A propósito da questão racial nos Estados Unidos, ontem e hoje, Barack Obama, na sua autobiografia, lembra que a sua mãe “contava as histórias de alunos no Sul dos Estados Unidos que eram obrigados a ler livros herdados das escolas brancas e ricas, mas que conseguiam se tornar médicos, advogados e cientistas, (...).” No Brasil, como apontou Graciliano Ramos, a sociedade deixou os negros circularem livremente, sem restrições de fronteiras, não lhes oferecendo, porém, nada além disso, e nem mesmo a livros de segunda mão eles parecem ter tido acesso livre, na época de Lobato.
No tocante ao pedido de alteração da trama do romance, solicitada pelo potencial editor norte-americano, Lobato confessou que nada mudaria na sua história, pois era sim que via os Estados Unidos da América.

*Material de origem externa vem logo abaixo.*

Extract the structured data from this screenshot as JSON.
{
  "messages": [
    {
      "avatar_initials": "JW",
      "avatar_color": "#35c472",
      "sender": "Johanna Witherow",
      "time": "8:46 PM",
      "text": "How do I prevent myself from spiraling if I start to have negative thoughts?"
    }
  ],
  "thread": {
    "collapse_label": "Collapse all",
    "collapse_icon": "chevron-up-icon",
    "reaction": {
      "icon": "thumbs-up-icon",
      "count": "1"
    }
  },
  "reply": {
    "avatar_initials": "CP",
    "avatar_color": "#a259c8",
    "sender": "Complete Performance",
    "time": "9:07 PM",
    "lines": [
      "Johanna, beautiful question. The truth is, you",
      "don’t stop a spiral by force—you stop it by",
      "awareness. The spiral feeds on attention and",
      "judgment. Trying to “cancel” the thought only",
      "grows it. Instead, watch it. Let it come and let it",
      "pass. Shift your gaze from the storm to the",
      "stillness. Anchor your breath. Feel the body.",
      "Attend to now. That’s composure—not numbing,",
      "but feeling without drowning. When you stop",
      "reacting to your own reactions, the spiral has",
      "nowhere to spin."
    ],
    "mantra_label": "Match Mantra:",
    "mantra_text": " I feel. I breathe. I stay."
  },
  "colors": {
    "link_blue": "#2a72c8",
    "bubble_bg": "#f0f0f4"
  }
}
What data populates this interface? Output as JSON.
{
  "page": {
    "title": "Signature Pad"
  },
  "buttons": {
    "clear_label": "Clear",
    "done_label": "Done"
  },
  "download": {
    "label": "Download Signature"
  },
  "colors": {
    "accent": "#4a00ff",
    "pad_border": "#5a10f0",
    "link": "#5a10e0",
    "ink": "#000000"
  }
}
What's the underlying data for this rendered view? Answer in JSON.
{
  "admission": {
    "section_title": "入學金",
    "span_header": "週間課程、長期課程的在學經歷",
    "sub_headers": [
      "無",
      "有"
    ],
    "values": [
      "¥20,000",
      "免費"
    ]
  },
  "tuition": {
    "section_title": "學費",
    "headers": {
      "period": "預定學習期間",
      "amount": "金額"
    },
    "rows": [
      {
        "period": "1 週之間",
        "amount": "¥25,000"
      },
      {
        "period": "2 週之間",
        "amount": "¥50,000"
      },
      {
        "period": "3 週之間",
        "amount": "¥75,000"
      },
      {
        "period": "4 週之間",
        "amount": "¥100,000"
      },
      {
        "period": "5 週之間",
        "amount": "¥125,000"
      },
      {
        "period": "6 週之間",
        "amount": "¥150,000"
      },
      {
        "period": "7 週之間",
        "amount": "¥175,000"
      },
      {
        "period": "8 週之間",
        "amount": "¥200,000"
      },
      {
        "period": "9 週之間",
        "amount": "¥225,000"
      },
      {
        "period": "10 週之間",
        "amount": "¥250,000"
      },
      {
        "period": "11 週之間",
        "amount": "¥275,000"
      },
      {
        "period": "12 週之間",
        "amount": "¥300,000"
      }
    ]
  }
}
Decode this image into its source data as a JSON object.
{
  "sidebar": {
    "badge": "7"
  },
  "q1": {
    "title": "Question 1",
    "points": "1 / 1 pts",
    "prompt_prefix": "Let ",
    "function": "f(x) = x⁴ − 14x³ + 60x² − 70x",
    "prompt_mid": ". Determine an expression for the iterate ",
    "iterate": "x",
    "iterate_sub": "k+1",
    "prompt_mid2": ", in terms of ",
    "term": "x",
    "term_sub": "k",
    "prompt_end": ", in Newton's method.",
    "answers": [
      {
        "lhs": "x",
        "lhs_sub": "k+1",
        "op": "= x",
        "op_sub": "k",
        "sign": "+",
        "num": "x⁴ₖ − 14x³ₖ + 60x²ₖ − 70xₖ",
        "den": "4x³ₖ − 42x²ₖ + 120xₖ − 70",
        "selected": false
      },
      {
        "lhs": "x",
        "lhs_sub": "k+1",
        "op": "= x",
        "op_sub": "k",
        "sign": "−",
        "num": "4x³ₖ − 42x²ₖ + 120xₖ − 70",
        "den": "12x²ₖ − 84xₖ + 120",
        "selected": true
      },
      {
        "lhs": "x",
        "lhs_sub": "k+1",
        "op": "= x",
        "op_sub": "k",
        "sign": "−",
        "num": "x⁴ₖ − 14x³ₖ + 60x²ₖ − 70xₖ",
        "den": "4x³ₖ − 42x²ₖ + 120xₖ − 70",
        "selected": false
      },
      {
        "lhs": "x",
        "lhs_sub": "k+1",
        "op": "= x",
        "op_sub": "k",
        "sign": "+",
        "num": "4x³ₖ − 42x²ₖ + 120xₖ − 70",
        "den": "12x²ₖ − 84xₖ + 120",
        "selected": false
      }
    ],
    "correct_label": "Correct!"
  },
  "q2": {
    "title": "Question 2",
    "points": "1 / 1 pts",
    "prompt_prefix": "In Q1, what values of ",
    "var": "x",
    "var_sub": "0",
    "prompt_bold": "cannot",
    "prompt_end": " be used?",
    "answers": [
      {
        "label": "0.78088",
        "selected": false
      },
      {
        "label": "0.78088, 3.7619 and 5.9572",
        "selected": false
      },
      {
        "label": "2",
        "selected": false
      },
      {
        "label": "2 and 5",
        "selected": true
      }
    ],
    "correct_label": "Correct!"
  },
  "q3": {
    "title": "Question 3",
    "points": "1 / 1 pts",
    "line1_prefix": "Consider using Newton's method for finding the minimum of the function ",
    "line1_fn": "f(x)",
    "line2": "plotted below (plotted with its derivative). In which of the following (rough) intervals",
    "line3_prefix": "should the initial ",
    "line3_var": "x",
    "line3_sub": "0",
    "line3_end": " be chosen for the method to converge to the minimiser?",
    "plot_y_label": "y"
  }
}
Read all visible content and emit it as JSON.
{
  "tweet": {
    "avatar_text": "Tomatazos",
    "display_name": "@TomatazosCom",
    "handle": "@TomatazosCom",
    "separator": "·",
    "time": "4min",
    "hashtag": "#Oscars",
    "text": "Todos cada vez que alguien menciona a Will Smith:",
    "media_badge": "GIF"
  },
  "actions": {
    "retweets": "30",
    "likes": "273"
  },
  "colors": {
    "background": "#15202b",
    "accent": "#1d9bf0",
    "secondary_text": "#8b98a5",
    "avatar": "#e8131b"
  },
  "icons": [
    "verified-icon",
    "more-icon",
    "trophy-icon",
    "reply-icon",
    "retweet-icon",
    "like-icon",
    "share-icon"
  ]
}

Não poderia deixar de mencionar, finalmente, a descrição das mulheres em O presidente negro, já que são apresentadas como dependentes dos (e submissas aos) homens: elas, depois de uma tentativa “irrefletitida” de independência, admitem seu “erro” e reconhecem que sem o concurso do “macho” nada valeriam no mundo. Mais um paradoxo lobatiano, pois sabemos que, no Sítio, as mulheres brancas, diferentemente dessas, são independentes.
Passado quase um século da publicação de O presidente negro, muitos de seus prognósticos já viraram realidade: os americanos de hoje já têm o seu primeiro presidente negro. Outros prognósticos do escritor também já se concretizaram, em parte ou no todo: o mundo virtual da Internet: “Descobriram-se novas ondas, e o transporte da palavra, do som e da imagem, do perfume e das mais finas sensações táteis passou a ser feita por intermédio delas (...). O serviço, o teatro, o concerto é que passaram a vir ao encontro do homem. Foi espantosa a transformação das condições do mundo quando a maior parte das tarefas industriais e comerciais começou a ser feita de longe pelo radiotransporte.”
Outra tecnologia atual que Lobato previu foi o processo eletrônico de votação: “os eleitores não saíam de casa – radiavam simplesmente os seus votos com destino à estação central (...). Um aparelho engenhosíssimo os recebia e apurava automaticamente e instantaneamente (...).”
O presidente negro expõe, em conclusão, um Lobato incontestavelmente eugenista, mas também o revela um inspirado visionário, atento às novas tecnologias e até mesmo à evolução da cosmética (alisamento permanente de cabelo, “embranquecimento” da pele). O livro é um convite para se reler – com visada necessariamente crítica e nada condescendente -- a obra inteira do escritor, principalmente o Sítio do Picapau Amarelo, que, ao ser divulgado exclusivamente como Literatura Infanto-Juvenil, deixou de ser relido pelos adultos e, ultimamente, parece se distanciar das próprias crianças, que o conhecem, cada vez mais, apenas pela televisão, DVD e adaptações, não raro, deturpadas da obra.